… ruolo
Quando all’inizio della mia collaborazione con Moked mi fu chiesto di dichiarare il mio ruolo, avrei voluto dire ‘intellettuale’, o ‘fan di ebraismo’, o magari, meglio, ‘ingegnere aeronautico’. In coscienza, sentivo che l’unico ruolo che mi riconoscevo appropriato e incontestabile era quello, piccolo piccolo, di ebreo. Ma questo non era sufficiente a differenziarmi dai molti altri collaboratori e, forse, a rendermi idoneo alla bisogna. Optai allora per la definizione più stretta ed esclusiva del mio mestiere: ‘anglista’. Era l’unico ruolo che nessuno mi poteva contestare: per tutta la vita mi sono occupato, oltre che di qualche altra minuzia, di letteratura inglese. Che dire? Ogni altra definizione mi sembrava sarebbe stata una menzogna, o una dichiarazione di arroganza, forse anche millantato credito, o falso ideologico.

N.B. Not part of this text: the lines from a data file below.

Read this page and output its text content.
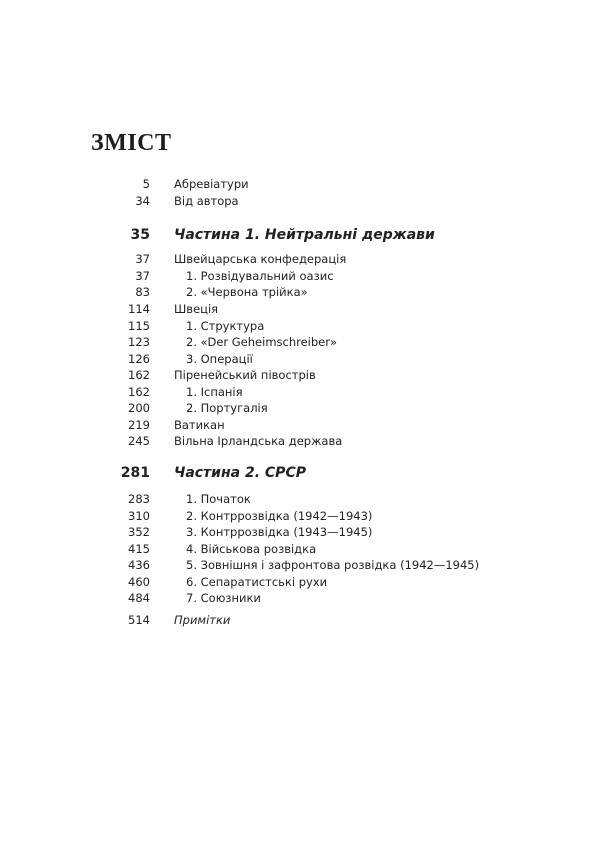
ЗМІСТ
5 Абревіатури
34 Від автора
35 Частина 1. Нейтральні держави
37 Швейцарська конфедерація
37	1. Розвідувальний оазис
83	2. «Червона трійка»
114 Швеція
115	1. Структура
123	2. «Der Geheimschreiber»
126	3. Операції
162 Піренейський півострів
162	1. Іспанія
200	2. Португалія
219 Ватикан
245 Вільна Ірландська держава
281 Частина 2. СРСР
283	1. Початок
310	2. Контррозвідка (1942—1943)
352	3. Контррозвідка (1943—1945)
415	4. Військова розвідка
436	5. Зовнішня і зафронтова розвідка (1942—1945)
460	6. Сепаратистські рухи
484	7. Союзники
514 Примітки
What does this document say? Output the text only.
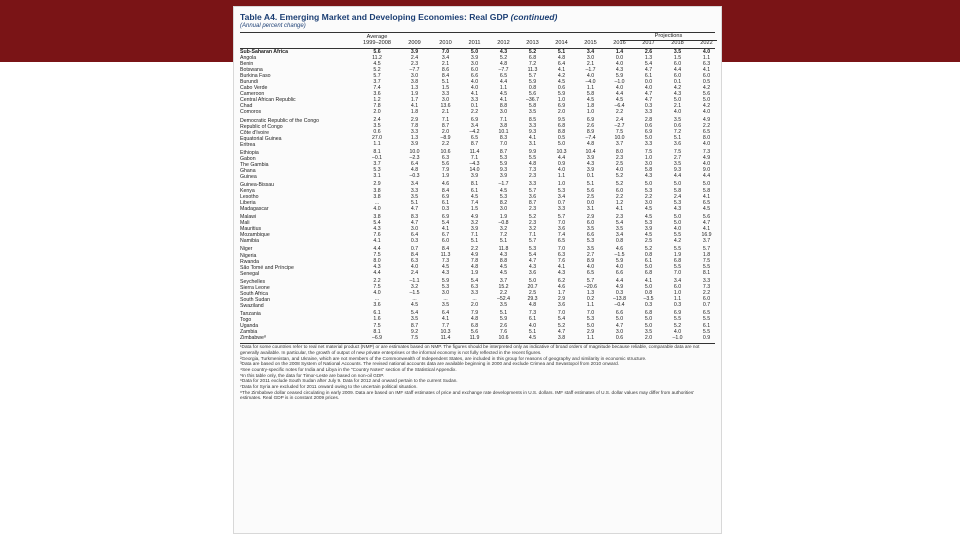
Table A4. Emerging Market and Developing Economies: Real GDP (continued)
(Annual percent change)
Average
1999–2008
Projections
2009	2010	2011	2012	2013	2014	2015	2016	2017	2018	2022
Sub-Saharan Africa	5.6	3.9	7.0	5.0	4.3	5.2	5.1	3.4	1.4	2.6	3.5	4.0
Angola	11.2	2.4	3.4	3.9	5.2	6.8	4.8	3.0	0.0	1.3	1.5	1.1
Benin	4.5	2.3	2.1	3.0	4.8	7.2	6.4	2.1	4.0	5.4	6.0	6.3
Botswana	5.2	–7.7	8.6	6.0	–7.7	11.3	4.1	–1.7	4.3	4.7	4.4	4.1
Burkina Faso	5.7	3.0	8.4	6.6	6.5	5.7	4.2	4.0	5.9	6.1	6.0	6.0
Burundi	3.7	3.8	5.1	4.0	4.4	5.9	4.5	–4.0	–1.0	0.0	0.1	0.5
Cabo Verde	7.4	1.3	1.5	4.0	1.1	0.8	0.6	1.1	4.0	4.0	4.2	4.2
Cameroon	3.6	1.9	3.3	4.1	4.5	5.6	5.9	5.8	4.4	4.7	4.3	5.6
Central African Republic	1.2	1.7	3.0	3.3	4.1	–36.7	1.0	4.5	4.5	4.7	5.0	5.0
Chad	7.8	4.1	13.6	0.1	8.8	5.8	6.9	1.8	–6.4	0.3	2.1	4.2
Comoros	2.0	1.8	2.1	2.2	3.0	3.5	2.0	1.0	2.2	3.3	4.0	4.0
Democratic Republic of the Congo	2.4	2.9	7.1	6.9	7.1	8.5	9.5	6.9	2.4	2.8	3.5	4.9
Republic of Congo	3.5	7.8	8.7	3.4	3.8	3.3	6.8	2.6	–2.7	0.6	0.6	2.2
Côte d'Ivoire	0.6	3.3	2.0	–4.2	10.1	9.3	8.8	8.9	7.5	6.9	7.2	6.5
Equatorial Guinea	27.0	1.3	–8.9	6.5	8.3	4.1	0.5	–7.4	10.0	5.0	5.1	8.0
Eritrea	1.1	3.9	2.2	8.7	7.0	3.1	5.0	4.8	3.7	3.3	3.6	4.0
Ethiopia	8.1	10.0	10.6	11.4	8.7	9.9	10.3	10.4	8.0	7.5	7.5	7.3
Gabon	–0.1	–2.3	6.3	7.1	5.3	5.5	4.4	3.9	2.3	1.0	2.7	4.9
The Gambia	3.7	6.4	5.6	–4.3	5.9	4.8	0.9	4.3	2.5	3.0	3.5	4.0
Ghana	5.3	4.8	7.9	14.0	9.3	7.3	4.0	3.9	4.0	5.8	9.3	9.0
Guinea	3.1	–0.3	1.9	3.9	3.9	2.3	1.1	0.1	5.2	4.3	4.4	4.4
Guinea-Bissau	2.9	3.4	4.6	8.1	–1.7	3.3	1.0	5.1	5.2	5.0	5.0	5.0
Kenya	3.8	3.3	8.4	6.1	4.5	5.7	5.3	5.6	6.0	5.3	5.8	5.8
Lesotho	3.8	3.5	6.9	4.5	5.3	3.6	3.4	2.5	2.2	2.2	2.4	4.1
Liberia	...	5.1	6.1	7.4	8.2	8.7	0.7	0.0	1.2	3.0	5.3	6.5
Madagascar	4.0	4.7	0.3	1.5	3.0	2.3	3.3	3.1	4.1	4.5	4.3	4.5
Malawi	3.8	8.3	6.9	4.9	1.9	5.2	5.7	2.9	2.3	4.5	5.0	5.6
Mali	5.4	4.7	5.4	3.2	–0.8	2.3	7.0	6.0	5.4	5.3	5.0	4.7
Mauritius	4.3	3.0	4.1	3.9	3.2	3.2	3.6	3.5	3.5	3.9	4.0	4.1
Mozambique	7.6	6.4	6.7	7.1	7.2	7.1	7.4	6.6	3.4	4.5	5.5	16.9
Namibia	4.1	0.3	6.0	5.1	5.1	5.7	6.5	5.3	0.8	2.5	4.2	3.7
Niger	4.4	0.7	8.4	2.2	11.8	5.3	7.0	3.5	4.6	5.2	5.5	5.7
Nigeria	7.5	8.4	11.3	4.9	4.3	5.4	6.3	2.7	–1.5	0.8	1.9	1.8
Rwanda	8.0	6.3	7.3	7.8	8.8	4.7	7.6	8.9	5.9	6.1	6.8	7.5
São Tomé and Príncipe	4.3	4.0	4.5	4.8	4.5	4.3	4.1	4.0	4.0	5.0	5.5	5.5
Senegal	4.4	2.4	4.3	1.9	4.5	3.6	4.3	6.5	6.6	6.8	7.0	8.1
Seychelles	2.2	–1.1	5.9	5.4	3.7	5.0	6.2	5.7	4.4	4.1	3.4	3.3
Sierra Leone	7.5	3.2	5.3	6.3	15.2	20.7	4.6	–20.6	4.9	5.0	6.0	7.3
South Africa	4.0	–1.5	3.0	3.3	2.2	2.5	1.7	1.3	0.3	0.8	1.0	2.2
South Sudan	...	...	...	...	–52.4	29.3	2.9	0.2	–13.8	–3.5	1.1	6.0
Swaziland	3.6	4.5	3.5	2.0	3.5	4.8	3.6	1.1	–0.4	0.3	0.3	0.7
Tanzania	6.1	5.4	6.4	7.9	5.1	7.3	7.0	7.0	6.6	6.8	6.9	6.5
Togo	1.6	3.5	4.1	4.8	5.9	6.1	5.4	5.3	5.0	5.0	5.5	5.5
Uganda	7.5	8.7	7.7	6.8	2.6	4.0	5.2	5.0	4.7	5.0	5.2	6.1
Zambia	8.1	9.2	10.3	5.6	7.6	5.1	4.7	2.9	3.0	3.5	4.0	5.5
Zimbabwe⁸	–6.9	7.5	11.4	11.9	10.6	4.5	3.8	1.1	0.6	2.0	–1.0	0.9

¹Data for some countries refer to real net material product (NMP) or are estimates based on NMP. The figures should be interpreted only as indicative of broad orders of magnitude because reliable, comparable data are not generally available. In particular, the growth of output of new private enterprises or the informal economy is not fully reflected in the recent figures.

²Georgia, Turkmenistan, and Ukraine, which are not members of the Commonwealth of Independent States, are included in this group for reasons of geography and similarity in economic structure.

³Data are based on the 2008 System of National Accounts. The revised national accounts data are available beginning in 2000 and exclude Crimea and Sevastopol from 2010 onward.

⁴See country-specific notes for India and Libya in the "Country Notes" section of the Statistical Appendix.

⁵In this table only, the data for Timor-Leste are based on non-oil GDP.

⁶Data for 2011 exclude South Sudan after July 9. Data for 2012 and onward pertain to the current Sudan.

⁷Data for Syria are excluded for 2011 onward owing to the uncertain political situation.

⁸The Zimbabwe dollar ceased circulating in early 2009. Data are based on IMF staff estimates of price and exchange rate developments in U.S. dollars. IMF staff estimates of U.S. dollar values may differ from authorities' estimates. Real GDP is in constant 2009 prices.
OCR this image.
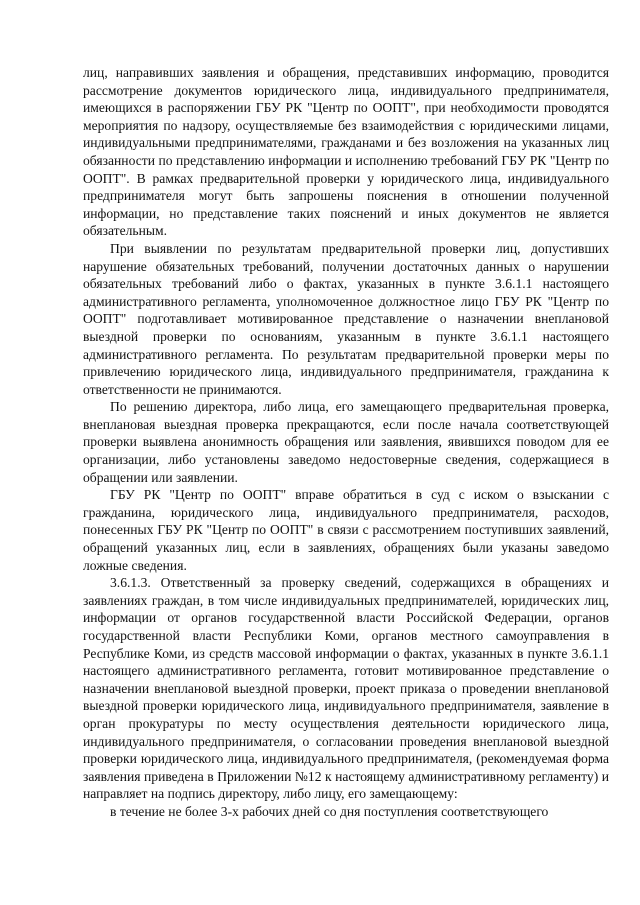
лиц, направивших заявления и обращения, представивших информацию, проводится рассмотрение документов юридического лица, индивидуального предпринимателя, имеющихся в распоряжении ГБУ РК "Центр по ООПТ", при необходимости проводятся мероприятия по надзору, осуществляемые без взаимодействия с юридическими лицами, индивидуальными предпринимателями, гражданами и без возложения на указанных лиц обязанности по представлению информации и исполнению требований ГБУ РК "Центр по ООПТ". В рамках предварительной проверки у юридического лица, индивидуального предпринимателя могут быть запрошены пояснения в отношении полученной информации, но представление таких пояснений и иных документов не является обязательным.

При выявлении по результатам предварительной проверки лиц, допустивших нарушение обязательных требований, получении достаточных данных о нарушении обязательных требований либо о фактах, указанных в пункте 3.6.1.1 настоящего административного регламента, уполномоченное должностное лицо ГБУ РК "Центр по ООПТ" подготавливает мотивированное представление о назначении внеплановой выездной проверки по основаниям, указанным в пункте 3.6.1.1 настоящего административного регламента. По результатам предварительной проверки меры по привлечению юридического лица, индивидуального предпринимателя, гражданина к ответственности не принимаются.

По решению директора, либо лица, его замещающего предварительная проверка, внеплановая выездная проверка прекращаются, если после начала соответствующей проверки выявлена анонимность обращения или заявления, явившихся поводом для ее организации, либо установлены заведомо недостоверные сведения, содержащиеся в обращении или заявлении.

ГБУ РК "Центр по ООПТ" вправе обратиться в суд с иском о взыскании с гражданина, юридического лица, индивидуального предпринимателя, расходов, понесенных ГБУ РК "Центр по ООПТ" в связи с рассмотрением поступивших заявлений, обращений указанных лиц, если в заявлениях, обращениях были указаны заведомо ложные сведения.

3.6.1.3. Ответственный за проверку сведений, содержащихся в обращениях и заявлениях граждан, в том числе индивидуальных предпринимателей, юридических лиц, информации от органов государственной власти Российской Федерации, органов государственной власти Республики Коми, органов местного самоуправления в Республике Коми, из средств массовой информации о фактах, указанных в пункте 3.6.1.1 настоящего административного регламента, готовит мотивированное представление о назначении внеплановой выездной проверки, проект приказа о проведении внеплановой выездной проверки юридического лица, индивидуального предпринимателя, заявление в орган прокуратуры по месту осуществления деятельности юридического лица, индивидуального предпринимателя, о согласовании проведения внеплановой выездной проверки юридического лица, индивидуального предпринимателя, (рекомендуемая форма заявления приведена в Приложении №12 к настоящему административному регламенту) и направляет на подпись директору, либо лицу, его замещающему:

в течение не более 3-х рабочих дней со дня поступления соответствующего
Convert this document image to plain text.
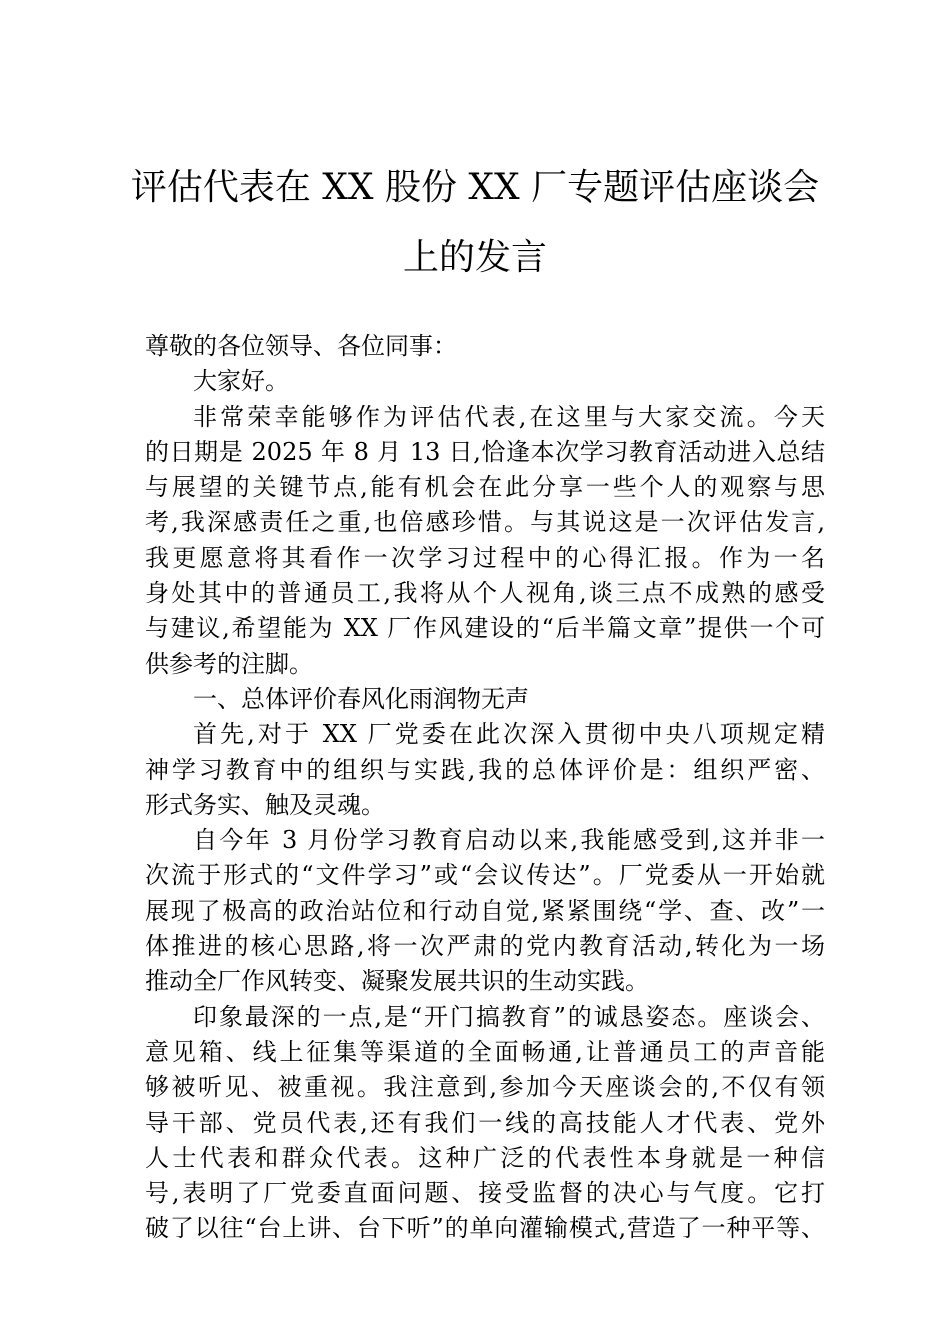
评估代表在 XX 股份 XX 厂专题评估座谈会
上的发言
尊敬的各位领导、各位同事：
大家好。
非常荣幸能够作为评估代表,在这里与大家交流。今天
的日期是 2025 年 8 月 13 日,恰逢本次学习教育活动进入总结
与展望的关键节点,能有机会在此分享一些个人的观察与思
考,我深感责任之重,也倍感珍惜。与其说这是一次评估发言,
我更愿意将其看作一次学习过程中的心得汇报。作为一名
身处其中的普通员工,我将从个人视角,谈三点不成熟的感受
与建议,希望能为 XX 厂作风建设的“后半篇文章”提供一个可
供参考的注脚。
一、总体评价春风化雨润物无声
首先,对于 XX 厂党委在此次深入贯彻中央八项规定精
神学习教育中的组织与实践,我的总体评价是：组织严密、
形式务实、触及灵魂。
自今年 3 月份学习教育启动以来,我能感受到,这并非一
次流于形式的“文件学习”或“会议传达”。厂党委从一开始就
展现了极高的政治站位和行动自觉,紧紧围绕“学、查、改”一
体推进的核心思路,将一次严肃的党内教育活动,转化为一场
推动全厂作风转变、凝聚发展共识的生动实践。
印象最深的一点,是“开门搞教育”的诚恳姿态。座谈会、
意见箱、线上征集等渠道的全面畅通,让普通员工的声音能
够被听见、被重视。我注意到,参加今天座谈会的,不仅有领
导干部、党员代表,还有我们一线的高技能人才代表、党外
人士代表和群众代表。这种广泛的代表性本身就是一种信
号,表明了厂党委直面问题、接受监督的决心与气度。它打
破了以往“台上讲、台下听”的单向灌输模式,营造了一种平等、
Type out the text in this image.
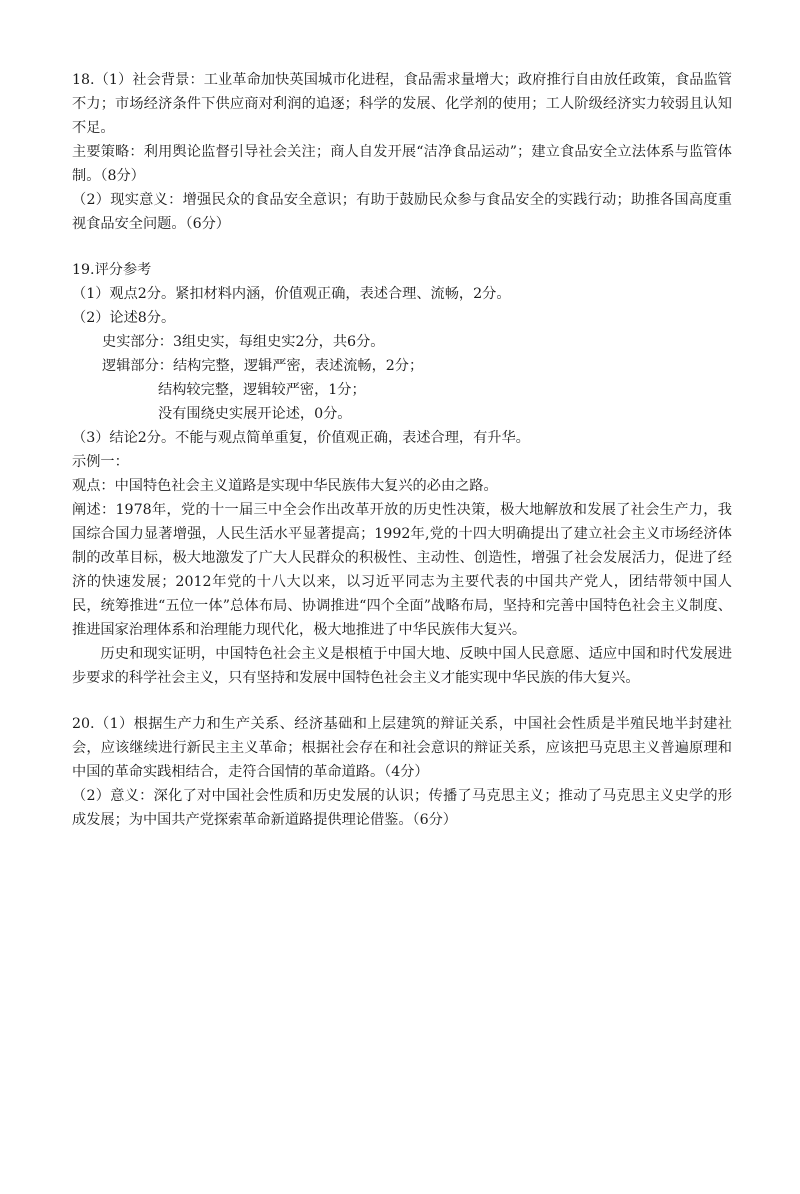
18.（1）社会背景：工业革命加快英国城市化进程，食品需求量增大；政府推行自由放任政策，食品监管不力；市场经济条件下供应商对利润的追逐；科学的发展、化学剂的使用；工人阶级经济实力较弱且认知不足。

主要策略：利用舆论监督引导社会关注；商人自发开展“洁净食品运动”；建立食品安全立法体系与监管体制。（8分）

（2）现实意义：增强民众的食品安全意识；有助于鼓励民众参与食品安全的实践行动；助推各国高度重视食品安全问题。（6分）

19.评分参考

（1）观点2分。紧扣材料内涵，价值观正确，表述合理、流畅，2分。

（2）论述8分。

史实部分：3组史实，每组史实2分，共6分。

逻辑部分：结构完整，逻辑严密，表述流畅，2分；

结构较完整，逻辑较严密，1分；

没有围绕史实展开论述，0分。

（3）结论2分。不能与观点简单重复，价值观正确，表述合理，有升华。

示例一：

观点：中国特色社会主义道路是实现中华民族伟大复兴的必由之路。

阐述：1978年，党的十一届三中全会作出改革开放的历史性决策，极大地解放和发展了社会生产力，我国综合国力显著增强，人民生活水平显著提高；1992年,党的十四大明确提出了建立社会主义市场经济体制的改革目标，极大地激发了广大人民群众的积极性、主动性、创造性，增强了社会发展活力，促进了经济的快速发展；2012年党的十八大以来，以习近平同志为主要代表的中国共产党人，团结带领中国人民，统筹推进“五位一体”总体布局、协调推进“四个全面”战略布局，坚持和完善中国特色社会主义制度、推进国家治理体系和治理能力现代化，极大地推进了中华民族伟大复兴。

历史和现实证明，中国特色社会主义是根植于中国大地、反映中国人民意愿、适应中国和时代发展进步要求的科学社会主义，只有坚持和发展中国特色社会主义才能实现中华民族的伟大复兴。

20.（1）根据生产力和生产关系、经济基础和上层建筑的辩证关系，中国社会性质是半殖民地半封建社会，应该继续进行新民主主义革命；根据社会存在和社会意识的辩证关系，应该把马克思主义普遍原理和中国的革命实践相结合，走符合国情的革命道路。（4分）

（2）意义：深化了对中国社会性质和历史发展的认识；传播了马克思主义；推动了马克思主义史学的形成发展；为中国共产党探索革命新道路提供理论借鉴。（6分）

Bene, ora un amico mi dice che il termine ‘anglista’ non gli piace, gli suona strano, forse ridicolo. Mi era stato detto anche da altri, ma a questo amico influente non posso non dar retta, a rischio di interrompere un contrastante dialogo di anni cui tengo molto. Di essere un anglista non mi sono mai vergognato, fra noi del mestiere il termine è corrente, non è ritenuto né parolaccia né offesa. Ma non sono legato ai miti, e non mi dispiace, dopo tanti anni, vedermi sotto un’altra luce, rinnovato davanti allo specchio, mentre la mia immagine riflessa si assume il peso della mia età. Da oggi non sarò più me stesso, dichiarerò un ruolo più inclusivo, sperando di riconoscermi quando mi incontro. Non smetterò di svolgere, peraltro, il mio mestiere di anglista. E chissà che il mio amico influente mi saluti più volentieri.